It's me!

Almost done, It’s all over Saturday. Caannn’t wait.

Oh, that dream. Alright, first of all I don’t normally dream, probably because I have some sort of sleep problems (which will be determined at a later date, after a visit to the sleep study clinic). Anyway, I suck at sleeping, and I don’t dream.

Ok, so a week ago, I get hit with this dream that is more of a Cliff note from God than anything. Let me preface this with a side story… There is a guy at church that is quite the outdoors man. He’s got the gun permits and everything, including a concealed weapon permit. When we were talking about it one Sunday morning he came out with a surprisingly profound statement. I asked him why he felt the need to have the gun on him all the time and he responded with this, “I’ll will probably not fire this gun in my lifetime, but if I had one situation where I needed it, and didn’t have it, I would most likely regret it for a lifetime”.

That in itself really hit me at the time, especially since he wasn’t really trying to be deep or profound. But of course, as usual of most important things, I didn’t think of it anymore past that moment :-)

Ok, back to the dream.

So I’m sleeping when this all starts (wild, I know).

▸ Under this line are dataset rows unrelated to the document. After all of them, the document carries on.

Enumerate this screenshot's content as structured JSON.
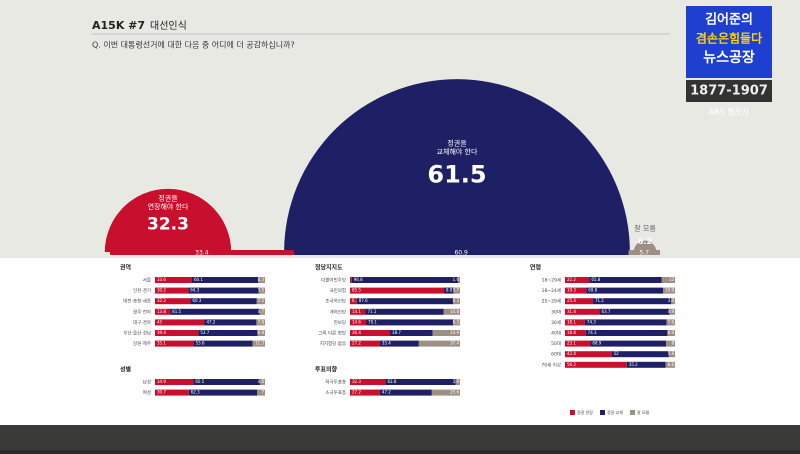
{
  "header": {
    "code": "A15K #7",
    "topic": "대선인식",
    "question": "Q. 이번 대통령선거에 대한 다음 중 어디에 더 공감하십니까?"
  },
  "logo": {
    "line1": "김어준의",
    "line2": "겸손은힘들다",
    "line3": "뉴스공장",
    "phone": "1877-1907",
    "method": "ARS 웹조사"
  },
  "chart_data": {
    "type": "semicircle",
    "categories": [
      "정권을\n연장해야 한다",
      "정권을\n교체해야 한다",
      "잘 모름"
    ],
    "values": [
      32.3,
      61.5,
      6.2
    ],
    "colors": [
      "#c8102e",
      "#1f1f66",
      "#9e8e84"
    ],
    "base_values": [
      33.4,
      60.9,
      5.7
    ]
  },
  "breakdown": {
    "legend": [
      "정권 연장",
      "정권 교체",
      "잘 모름"
    ],
    "groups": [
      {
        "title": "권역",
        "rows": [
          {
            "label": "서울",
            "values": [
              33.6,
              60.1,
              6.3
            ]
          },
          {
            "label": "인천·경기",
            "values": [
              30.2,
              64.3,
              5.5
            ]
          },
          {
            "label": "대전·충청·세종",
            "values": [
              32.2,
              60.3,
              7.5
            ]
          },
          {
            "label": "광주·전라",
            "values": [
              13.8,
              81.5,
              4.7
            ]
          },
          {
            "label": "대구·경북",
            "values": [
              45.0,
              47.2,
              7.8
            ]
          },
          {
            "label": "부산·울산·경남",
            "values": [
              39.4,
              53.7,
              6.9
            ]
          },
          {
            "label": "강원·제주",
            "values": [
              35.1,
              53.6,
              11.3
            ]
          }
        ]
      },
      {
        "title": "성별",
        "rows": [
          {
            "label": "남성",
            "values": [
              34.9,
              60.5,
              4.6
            ]
          },
          {
            "label": "여성",
            "values": [
              30.7,
              62.3,
              7.0
            ]
          }
        ]
      },
      {
        "title": "정당지지도",
        "rows": [
          {
            "label": "더불어민주당",
            "values": [
              1.6,
              96.8,
              1.6
            ]
          },
          {
            "label": "국민의힘",
            "values": [
              85.5,
              8.8,
              5.7
            ]
          },
          {
            "label": "조국혁신당",
            "values": [
              6.1,
              87.6,
              6.3
            ]
          },
          {
            "label": "개혁신당",
            "values": [
              14.1,
              71.1,
              14.8
            ]
          },
          {
            "label": "진보당",
            "values": [
              14.6,
              79.1,
              6.3
            ]
          },
          {
            "label": "그외 다른 정당",
            "values": [
              36.4,
              38.7,
              24.9
            ]
          },
          {
            "label": "지지정당 없음",
            "values": [
              27.2,
              35.4,
              37.4
            ]
          }
        ]
      },
      {
        "title": "투표의향",
        "rows": [
          {
            "label": "적극투표층",
            "values": [
              32.3,
              63.8,
              3.9
            ]
          },
          {
            "label": "소극투표층",
            "values": [
              27.2,
              47.2,
              25.6
            ]
          }
        ]
      },
      {
        "title": "연령",
        "rows": [
          {
            "label": "18~29세",
            "values": [
              22.2,
              65.8,
              12.0
            ]
          },
          {
            "label": "18~24세",
            "values": [
              19.3,
              69.8,
              10.9
            ]
          },
          {
            "label": "25~29세",
            "values": [
              25.4,
              71.2,
              3.4
            ]
          },
          {
            "label": "30대",
            "values": [
              31.4,
              63.7,
              4.9
            ]
          },
          {
            "label": "30세",
            "values": [
              18.1,
              74.3,
              7.6
            ]
          },
          {
            "label": "40대",
            "values": [
              18.8,
              74.3,
              6.9
            ]
          },
          {
            "label": "50대",
            "values": [
              23.1,
              68.9,
              8.0
            ]
          },
          {
            "label": "60대",
            "values": [
              42.4,
              52.0,
              5.6
            ]
          },
          {
            "label": "70세 이상",
            "values": [
              56.2,
              35.2,
              8.6
            ]
          }
        ]
      }
    ]
  }
}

Now this all happened in a matter of about 15 seconds, just to give you a little time frame…

Anyway, it starts with me walking out of a building on the LSU campus with a group of people, fairly late at night. We walk outside and hear some screams, and as soon as we look up we see a group of 10 or 12 people running, and a man with a gun, who as apparently just shot someone. (one of those “all knowing” things in dreams). Well my group was about 30 feet from the scene, so he spotted us as soon as we saw him. But before he could react, I looked inside my jacket, found a gun, pulled it out and shot him. Ok, super graphic, I know, but I’m not done. As soon as this happens I sit up in my bed, awake, in a cold sweat. Before I can even form the thought “What was that about?”, I hear that phrase in my mind, “I may never need it in my lifetime, but if I did need it, and didn’t have it, I’d regret it for a lifetime”. And again, before I could say the words “What is this all about?”, God says , clearer than ever, “This is how so many people live their lives. You may go through your whole life and feel as if you’ve done fine on your own, without My wisdom, love, and grace…but if one situation in your life comes along that you can’t handle yourself, and don’t have these things, you will remember it for a lifetime”.

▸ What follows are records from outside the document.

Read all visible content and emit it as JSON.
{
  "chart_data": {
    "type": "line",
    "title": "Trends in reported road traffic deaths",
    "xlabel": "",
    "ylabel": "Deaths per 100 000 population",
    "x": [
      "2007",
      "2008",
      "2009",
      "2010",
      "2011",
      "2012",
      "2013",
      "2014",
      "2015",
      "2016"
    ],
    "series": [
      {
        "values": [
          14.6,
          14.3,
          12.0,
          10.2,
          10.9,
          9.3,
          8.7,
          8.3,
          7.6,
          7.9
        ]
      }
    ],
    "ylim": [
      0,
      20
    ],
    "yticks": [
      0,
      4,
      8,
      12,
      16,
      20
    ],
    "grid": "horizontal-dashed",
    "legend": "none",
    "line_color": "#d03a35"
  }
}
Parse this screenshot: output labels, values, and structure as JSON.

I guess there are about 30 different things that just really impacted me about this whole instance, but what stuck out the most was just the fact that we go through our lives like little children, not calling on our parents for help until we actually need help. I hope that I’m growing to the point where I can call on God to ask for guidance when I’m doing “fine”, when everything is going smoothly and I feel like I’ve got in under control. I hope that I can realize that in these times when I think I’m fine, I still, maybe even moreso, need His guidance and leading, so I can be stronger and more set on my path when trouble does indeed come.

Also, the whole “Young men will dream dreams” thing is awesome to think about.

I love that He never fails to make Himself ever apparent in my life.

Alright, it’s time for bed. I’m getting a little emo.